Numerous studies have attempted to identify useful biomarkers for HCA through the analyses of amniotic fluid and maternal blood [11], [23]–[25]. CRP, produced by the liver as an acute phase protein, is a nonspecific marker generated in response to inflammatory stimuli. As one of many major laboratory tests, CRP is primarily used when an obstetrician needs to monitor various inflammatory conditions such as chorioamnionitis [24]. However, according to recent systemic reviews and a meta-analysis conducted by Lamont's group, maternal serum CRP may not be considered a reliable indicator of either clinical or histologic chorioamnionitis due to the presence of differences among studies [26]. In addition, Romero et al. [6] reported correlations among the existence of a placental inflammatory lesion, inflammation level, and choriodecidua inflammation pattern via amniotic fluid culture results and amniotic fluid white blood cell counts, respectively. Although HCA and amniotic fluid culture tests are useful in diagnosing intrauterine inflammation and predicting the prognosis of a neonate, they have drawbacks, such as the time needed for culture and the high possibility of a false negative result due to various causes. Furthermore, Romero et al. [27] and Yoon et al. [11] reported that IL-6 concentration in amniotic fluid is a more sensitive measure for predicting intrauterine inflammation than gram staining, the glucose concentration, or the white blood cell count of amniotic fluid. Among various cytokines, many studies in the past investigated IL-6, as it could be measured relatively easily. However, with recent developments in measurement methods, various cytokines such as IL-1β, IL-8, TNF-α, matrix metalloproteinase-8, 9 (MMP-8, 9), and IL-1 receptor agonist are now being further measured. The method of measuring the cytokine concentration in amniotic fluid appears very promising, having achieved particularly high sensitivity and specificity. However, this method is not widely performed because it is relatively difficult in practice and the cost is high.

Importantly, in our study, the NLR performed significantly better than either CRP level or neutrophil counts in the prediction of PIR, although these last two markers are used widely in the diagnosis of HCA. As demonstrated in this study and described in our previous studies, maternal blood NLR may be considered the most useful, noninvasive prenatal diagnostic method currently known. Measuring the NLR in a pregnant woman experiencing preterm labor or pPROM may reduce the frequency of unnecessary amniocentesis to as low a level as possible. Moreover, measuring the NLR has other advantages, such as that the test sample may be simply obtained and the NLR may be easily measured using conventional facilities, without the need of additional instruments or reagents.

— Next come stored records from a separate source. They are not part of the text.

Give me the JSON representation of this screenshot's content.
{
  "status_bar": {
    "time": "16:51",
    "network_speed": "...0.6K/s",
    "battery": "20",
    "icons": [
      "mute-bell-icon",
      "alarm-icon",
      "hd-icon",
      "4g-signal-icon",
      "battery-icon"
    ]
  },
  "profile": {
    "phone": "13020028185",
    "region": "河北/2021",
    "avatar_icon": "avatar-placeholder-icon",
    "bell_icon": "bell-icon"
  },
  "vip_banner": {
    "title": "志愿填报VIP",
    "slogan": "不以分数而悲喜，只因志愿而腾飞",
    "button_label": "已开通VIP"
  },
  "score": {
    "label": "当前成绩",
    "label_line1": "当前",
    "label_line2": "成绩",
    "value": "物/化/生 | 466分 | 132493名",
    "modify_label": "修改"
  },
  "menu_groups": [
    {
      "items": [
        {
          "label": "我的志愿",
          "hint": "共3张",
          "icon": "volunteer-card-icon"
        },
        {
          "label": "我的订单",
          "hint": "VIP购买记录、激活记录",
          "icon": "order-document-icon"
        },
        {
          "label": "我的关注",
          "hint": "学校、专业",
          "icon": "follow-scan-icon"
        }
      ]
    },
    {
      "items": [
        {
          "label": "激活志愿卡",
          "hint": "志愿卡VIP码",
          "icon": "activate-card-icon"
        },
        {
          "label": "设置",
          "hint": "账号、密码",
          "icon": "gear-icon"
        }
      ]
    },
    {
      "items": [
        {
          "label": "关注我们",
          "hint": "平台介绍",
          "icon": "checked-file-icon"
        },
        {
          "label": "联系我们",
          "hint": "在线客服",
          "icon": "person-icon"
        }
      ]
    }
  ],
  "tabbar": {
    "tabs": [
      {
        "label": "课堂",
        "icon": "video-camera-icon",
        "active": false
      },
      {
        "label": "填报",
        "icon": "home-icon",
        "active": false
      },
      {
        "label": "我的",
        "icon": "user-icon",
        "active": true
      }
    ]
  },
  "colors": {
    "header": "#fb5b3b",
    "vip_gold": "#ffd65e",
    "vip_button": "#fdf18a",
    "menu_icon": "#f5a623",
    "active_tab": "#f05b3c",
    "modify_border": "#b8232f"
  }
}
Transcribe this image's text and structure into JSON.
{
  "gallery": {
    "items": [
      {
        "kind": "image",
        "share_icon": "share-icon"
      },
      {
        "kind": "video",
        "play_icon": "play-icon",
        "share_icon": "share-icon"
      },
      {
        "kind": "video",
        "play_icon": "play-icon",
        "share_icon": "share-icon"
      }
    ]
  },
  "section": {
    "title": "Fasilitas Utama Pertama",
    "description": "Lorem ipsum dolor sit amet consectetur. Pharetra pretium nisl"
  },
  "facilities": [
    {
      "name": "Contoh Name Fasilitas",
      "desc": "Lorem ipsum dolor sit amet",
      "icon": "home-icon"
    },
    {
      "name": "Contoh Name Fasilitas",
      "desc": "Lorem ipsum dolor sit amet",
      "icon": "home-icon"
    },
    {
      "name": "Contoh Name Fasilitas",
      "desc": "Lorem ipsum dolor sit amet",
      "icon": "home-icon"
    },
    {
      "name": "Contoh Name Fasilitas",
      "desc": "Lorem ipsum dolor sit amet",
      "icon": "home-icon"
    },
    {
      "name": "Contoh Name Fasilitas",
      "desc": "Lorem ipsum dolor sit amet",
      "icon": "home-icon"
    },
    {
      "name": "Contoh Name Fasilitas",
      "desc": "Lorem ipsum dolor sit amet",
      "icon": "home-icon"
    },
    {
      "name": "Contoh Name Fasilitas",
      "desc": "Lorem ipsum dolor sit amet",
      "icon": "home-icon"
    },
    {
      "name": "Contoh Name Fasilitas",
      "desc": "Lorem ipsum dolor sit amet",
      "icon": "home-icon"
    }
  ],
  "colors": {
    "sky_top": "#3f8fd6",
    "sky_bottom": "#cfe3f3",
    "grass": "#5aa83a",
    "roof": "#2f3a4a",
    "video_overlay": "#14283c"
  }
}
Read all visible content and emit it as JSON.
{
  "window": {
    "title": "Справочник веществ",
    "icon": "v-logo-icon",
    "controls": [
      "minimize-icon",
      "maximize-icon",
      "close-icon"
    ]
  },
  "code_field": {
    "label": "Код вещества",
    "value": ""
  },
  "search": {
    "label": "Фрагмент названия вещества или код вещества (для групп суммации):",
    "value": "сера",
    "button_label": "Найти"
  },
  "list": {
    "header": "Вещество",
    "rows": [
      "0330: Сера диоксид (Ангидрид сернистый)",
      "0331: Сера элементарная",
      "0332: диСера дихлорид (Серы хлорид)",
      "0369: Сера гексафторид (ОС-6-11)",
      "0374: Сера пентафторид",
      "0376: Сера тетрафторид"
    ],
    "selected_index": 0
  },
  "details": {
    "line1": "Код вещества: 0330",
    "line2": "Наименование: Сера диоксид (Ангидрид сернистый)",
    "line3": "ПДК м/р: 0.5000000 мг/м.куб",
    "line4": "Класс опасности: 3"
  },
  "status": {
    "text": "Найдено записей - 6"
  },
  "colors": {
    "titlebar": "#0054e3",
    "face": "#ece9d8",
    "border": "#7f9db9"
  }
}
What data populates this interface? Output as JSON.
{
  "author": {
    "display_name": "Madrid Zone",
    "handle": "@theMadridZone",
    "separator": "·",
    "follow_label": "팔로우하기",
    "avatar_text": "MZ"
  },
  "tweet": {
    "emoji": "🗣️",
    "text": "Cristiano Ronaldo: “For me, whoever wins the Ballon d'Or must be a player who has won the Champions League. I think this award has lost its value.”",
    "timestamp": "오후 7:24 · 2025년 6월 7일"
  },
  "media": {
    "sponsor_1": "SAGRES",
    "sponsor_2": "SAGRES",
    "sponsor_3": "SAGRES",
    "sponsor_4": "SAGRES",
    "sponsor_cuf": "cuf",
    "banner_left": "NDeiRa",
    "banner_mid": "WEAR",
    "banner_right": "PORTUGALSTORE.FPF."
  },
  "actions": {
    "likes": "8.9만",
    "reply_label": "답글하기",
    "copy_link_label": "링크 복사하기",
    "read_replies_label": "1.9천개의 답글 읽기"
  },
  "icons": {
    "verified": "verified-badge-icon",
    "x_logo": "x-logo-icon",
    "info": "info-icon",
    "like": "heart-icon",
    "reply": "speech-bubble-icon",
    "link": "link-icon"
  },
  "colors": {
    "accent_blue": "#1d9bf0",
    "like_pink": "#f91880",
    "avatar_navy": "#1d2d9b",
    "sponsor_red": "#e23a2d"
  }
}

This study is the first to ever examine and report an independent diagnostic and prognostic value of measuring maternal serum NLR for HCA and funisitis. The limitation of this study, however, is its retrospective design and the results here should, ideally, be confirmed by subsequent larger prospective studies. Furthermore, since we used a single blood sample to calculate NLR, it is uncertain whether a single sample could reflect an elevated NLR over time.

In conclusion, however, the significance of this study is that it showed that a placental inflammatory change may be simply and quickly verified at low expense by measuring the NLR. Further studies may still be needed to explore whether injecting an antibiotic in a pregnant woman with an increased NLR may reduce various neonatal complications and various sequelae of neonates accompanying histologic chorioamnionitis.